Information from inside Baba Amr has been difficult to obtain in recent days. Activists elsewhere in the city said those in Baba Amr stopped using satellite connections for fear the government could use them to target strikes. Others accuse the government of scrambling signals. The central city of Homs, Syria's third largest, has emerged as a key battleground in the uprising against President Bashar Assad that began in March 2011. Activists said hundreds were killed during the nearly monthlong siege, and many lived for days with little food and no electricity or running water. The UN said it was alarmed by the reports of execution-style killings after the Syrian army seized Baba Amr from rebel forces in a major blow to the opposition. In Geneva, a spokesman for the UN High Commissioner for Human Rights said the agency had received unconfirmed reports of 'a particularly grisly set of summary executions' involving 17 people in Baba Amr after government forces entered.

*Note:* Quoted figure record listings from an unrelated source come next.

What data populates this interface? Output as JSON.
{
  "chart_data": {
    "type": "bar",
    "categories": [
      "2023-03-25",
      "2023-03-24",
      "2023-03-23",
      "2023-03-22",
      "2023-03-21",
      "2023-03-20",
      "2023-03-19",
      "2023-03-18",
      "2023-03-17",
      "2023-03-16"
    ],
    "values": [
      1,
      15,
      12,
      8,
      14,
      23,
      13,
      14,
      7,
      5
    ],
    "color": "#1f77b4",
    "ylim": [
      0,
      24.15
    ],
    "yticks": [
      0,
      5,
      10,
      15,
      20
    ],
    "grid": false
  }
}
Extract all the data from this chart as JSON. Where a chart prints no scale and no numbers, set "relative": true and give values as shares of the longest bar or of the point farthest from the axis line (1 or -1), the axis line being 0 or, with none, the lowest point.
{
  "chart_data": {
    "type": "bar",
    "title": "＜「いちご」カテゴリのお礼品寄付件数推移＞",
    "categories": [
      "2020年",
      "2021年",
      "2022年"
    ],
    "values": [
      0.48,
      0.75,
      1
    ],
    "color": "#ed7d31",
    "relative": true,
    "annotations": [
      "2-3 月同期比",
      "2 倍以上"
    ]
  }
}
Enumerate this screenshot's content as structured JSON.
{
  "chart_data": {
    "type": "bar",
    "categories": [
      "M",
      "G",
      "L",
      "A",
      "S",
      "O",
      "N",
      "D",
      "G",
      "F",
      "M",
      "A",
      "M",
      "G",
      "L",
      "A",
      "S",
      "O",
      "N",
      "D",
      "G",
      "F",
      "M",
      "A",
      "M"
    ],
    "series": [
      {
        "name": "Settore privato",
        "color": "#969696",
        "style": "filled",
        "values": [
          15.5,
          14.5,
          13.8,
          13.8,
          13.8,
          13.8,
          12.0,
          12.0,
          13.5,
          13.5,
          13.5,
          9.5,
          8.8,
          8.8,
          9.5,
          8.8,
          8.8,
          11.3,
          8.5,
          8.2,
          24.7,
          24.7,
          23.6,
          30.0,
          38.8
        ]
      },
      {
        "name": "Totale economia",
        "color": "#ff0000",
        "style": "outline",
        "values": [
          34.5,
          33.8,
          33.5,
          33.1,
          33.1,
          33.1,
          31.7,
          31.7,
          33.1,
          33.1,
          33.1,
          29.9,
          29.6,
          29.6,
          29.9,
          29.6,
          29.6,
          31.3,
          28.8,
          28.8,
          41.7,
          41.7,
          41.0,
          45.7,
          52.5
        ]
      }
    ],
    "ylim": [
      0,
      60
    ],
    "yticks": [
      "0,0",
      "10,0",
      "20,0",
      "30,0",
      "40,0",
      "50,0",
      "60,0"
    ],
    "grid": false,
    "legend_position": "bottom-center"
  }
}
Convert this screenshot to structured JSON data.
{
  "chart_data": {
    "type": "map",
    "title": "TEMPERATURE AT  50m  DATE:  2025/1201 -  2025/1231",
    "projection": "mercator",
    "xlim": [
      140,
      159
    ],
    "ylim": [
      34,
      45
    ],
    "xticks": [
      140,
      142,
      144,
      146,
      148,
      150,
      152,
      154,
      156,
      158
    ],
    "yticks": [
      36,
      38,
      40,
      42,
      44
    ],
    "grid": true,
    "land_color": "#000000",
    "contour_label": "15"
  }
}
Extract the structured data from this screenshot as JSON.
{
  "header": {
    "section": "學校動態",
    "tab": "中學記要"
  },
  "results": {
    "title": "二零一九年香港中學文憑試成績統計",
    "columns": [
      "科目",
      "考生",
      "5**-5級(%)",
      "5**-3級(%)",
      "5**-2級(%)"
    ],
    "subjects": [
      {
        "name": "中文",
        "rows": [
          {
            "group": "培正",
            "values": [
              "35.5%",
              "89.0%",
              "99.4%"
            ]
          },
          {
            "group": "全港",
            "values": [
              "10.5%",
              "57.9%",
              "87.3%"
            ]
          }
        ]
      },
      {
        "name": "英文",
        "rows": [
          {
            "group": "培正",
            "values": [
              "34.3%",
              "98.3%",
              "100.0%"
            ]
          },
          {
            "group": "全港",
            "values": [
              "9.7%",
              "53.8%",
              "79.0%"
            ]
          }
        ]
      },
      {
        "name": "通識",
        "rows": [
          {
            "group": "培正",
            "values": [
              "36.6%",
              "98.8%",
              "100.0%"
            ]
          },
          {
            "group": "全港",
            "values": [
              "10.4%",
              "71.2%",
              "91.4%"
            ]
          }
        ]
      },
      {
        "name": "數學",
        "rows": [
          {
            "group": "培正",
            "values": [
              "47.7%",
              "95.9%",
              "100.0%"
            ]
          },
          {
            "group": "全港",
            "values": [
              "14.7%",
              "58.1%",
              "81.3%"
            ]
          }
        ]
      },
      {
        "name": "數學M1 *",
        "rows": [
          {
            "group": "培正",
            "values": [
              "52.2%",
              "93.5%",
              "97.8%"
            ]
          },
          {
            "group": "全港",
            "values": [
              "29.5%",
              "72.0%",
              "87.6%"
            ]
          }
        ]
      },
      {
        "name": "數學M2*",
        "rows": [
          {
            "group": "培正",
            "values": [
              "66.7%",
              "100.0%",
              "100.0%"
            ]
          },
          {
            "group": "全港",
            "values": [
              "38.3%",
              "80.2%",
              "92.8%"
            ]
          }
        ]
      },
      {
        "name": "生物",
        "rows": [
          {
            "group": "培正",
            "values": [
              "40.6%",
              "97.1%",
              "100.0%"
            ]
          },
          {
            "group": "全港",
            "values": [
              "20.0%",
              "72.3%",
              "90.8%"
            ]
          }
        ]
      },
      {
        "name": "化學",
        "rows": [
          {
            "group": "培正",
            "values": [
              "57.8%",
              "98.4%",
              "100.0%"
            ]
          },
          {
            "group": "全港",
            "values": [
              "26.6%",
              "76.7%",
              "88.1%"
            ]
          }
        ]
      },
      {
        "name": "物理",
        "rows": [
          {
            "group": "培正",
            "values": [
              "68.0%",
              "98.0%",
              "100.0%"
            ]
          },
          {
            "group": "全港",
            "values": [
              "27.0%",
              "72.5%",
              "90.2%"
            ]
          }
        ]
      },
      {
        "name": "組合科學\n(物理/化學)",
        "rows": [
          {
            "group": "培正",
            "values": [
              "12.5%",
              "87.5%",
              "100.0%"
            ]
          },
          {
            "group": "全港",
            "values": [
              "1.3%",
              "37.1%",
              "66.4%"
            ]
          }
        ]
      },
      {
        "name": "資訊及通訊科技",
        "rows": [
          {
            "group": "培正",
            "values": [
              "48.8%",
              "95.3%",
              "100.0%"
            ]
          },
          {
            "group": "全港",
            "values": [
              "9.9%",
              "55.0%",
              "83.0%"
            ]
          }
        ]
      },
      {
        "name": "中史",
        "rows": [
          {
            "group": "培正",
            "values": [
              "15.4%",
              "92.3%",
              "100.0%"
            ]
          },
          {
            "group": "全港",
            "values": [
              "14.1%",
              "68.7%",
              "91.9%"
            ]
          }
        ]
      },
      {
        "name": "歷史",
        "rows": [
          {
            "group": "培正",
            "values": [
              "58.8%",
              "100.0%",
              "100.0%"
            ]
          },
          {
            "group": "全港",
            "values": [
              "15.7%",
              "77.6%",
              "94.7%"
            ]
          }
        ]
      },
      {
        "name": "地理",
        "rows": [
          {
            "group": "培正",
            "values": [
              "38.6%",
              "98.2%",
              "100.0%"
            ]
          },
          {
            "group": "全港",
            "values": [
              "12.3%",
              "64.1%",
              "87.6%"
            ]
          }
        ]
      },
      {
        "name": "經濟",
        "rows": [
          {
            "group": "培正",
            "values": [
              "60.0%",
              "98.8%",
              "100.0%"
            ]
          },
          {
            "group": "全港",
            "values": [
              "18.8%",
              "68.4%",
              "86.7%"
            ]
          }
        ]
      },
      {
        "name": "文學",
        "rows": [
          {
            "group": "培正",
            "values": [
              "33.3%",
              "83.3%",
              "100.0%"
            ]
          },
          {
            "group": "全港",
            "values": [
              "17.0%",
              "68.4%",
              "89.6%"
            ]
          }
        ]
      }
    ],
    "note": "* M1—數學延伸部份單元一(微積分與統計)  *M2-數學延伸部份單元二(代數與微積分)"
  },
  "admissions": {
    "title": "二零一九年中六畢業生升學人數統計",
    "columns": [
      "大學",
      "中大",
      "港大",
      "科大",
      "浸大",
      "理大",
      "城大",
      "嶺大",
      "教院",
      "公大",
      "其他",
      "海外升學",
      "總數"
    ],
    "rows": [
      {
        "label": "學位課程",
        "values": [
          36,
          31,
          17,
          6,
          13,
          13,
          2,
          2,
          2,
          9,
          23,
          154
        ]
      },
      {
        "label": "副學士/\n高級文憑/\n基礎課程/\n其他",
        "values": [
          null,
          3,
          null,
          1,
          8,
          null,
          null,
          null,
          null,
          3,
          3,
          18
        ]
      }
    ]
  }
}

Rupert Colville did not provide details but said his office was seeking to confirm the reports and called on both government and rebel forces to refrain from all forms of reprisal. The Red Cross, meanwhile, sent a convoy of aid trucks to Homs along a snow-covered route from the capital Damascus early Friday after getting permission from the government. Khalid Arqsouseh, a spokesman for the Syrian Red Crescent in Homs, said the seven 15-ton trucks were carrying food, milk powder, medical supplies and blankets. French President Nicolas Sarkozy called the events in Syria a 'scandal,' adding that the European Council 'condemned in the harshest terms what is happening in Syria.' [...]"
[n.b. The situation is certainly ripe for a substantial gendercide of "battle-age" men. I will post information as I come across it.]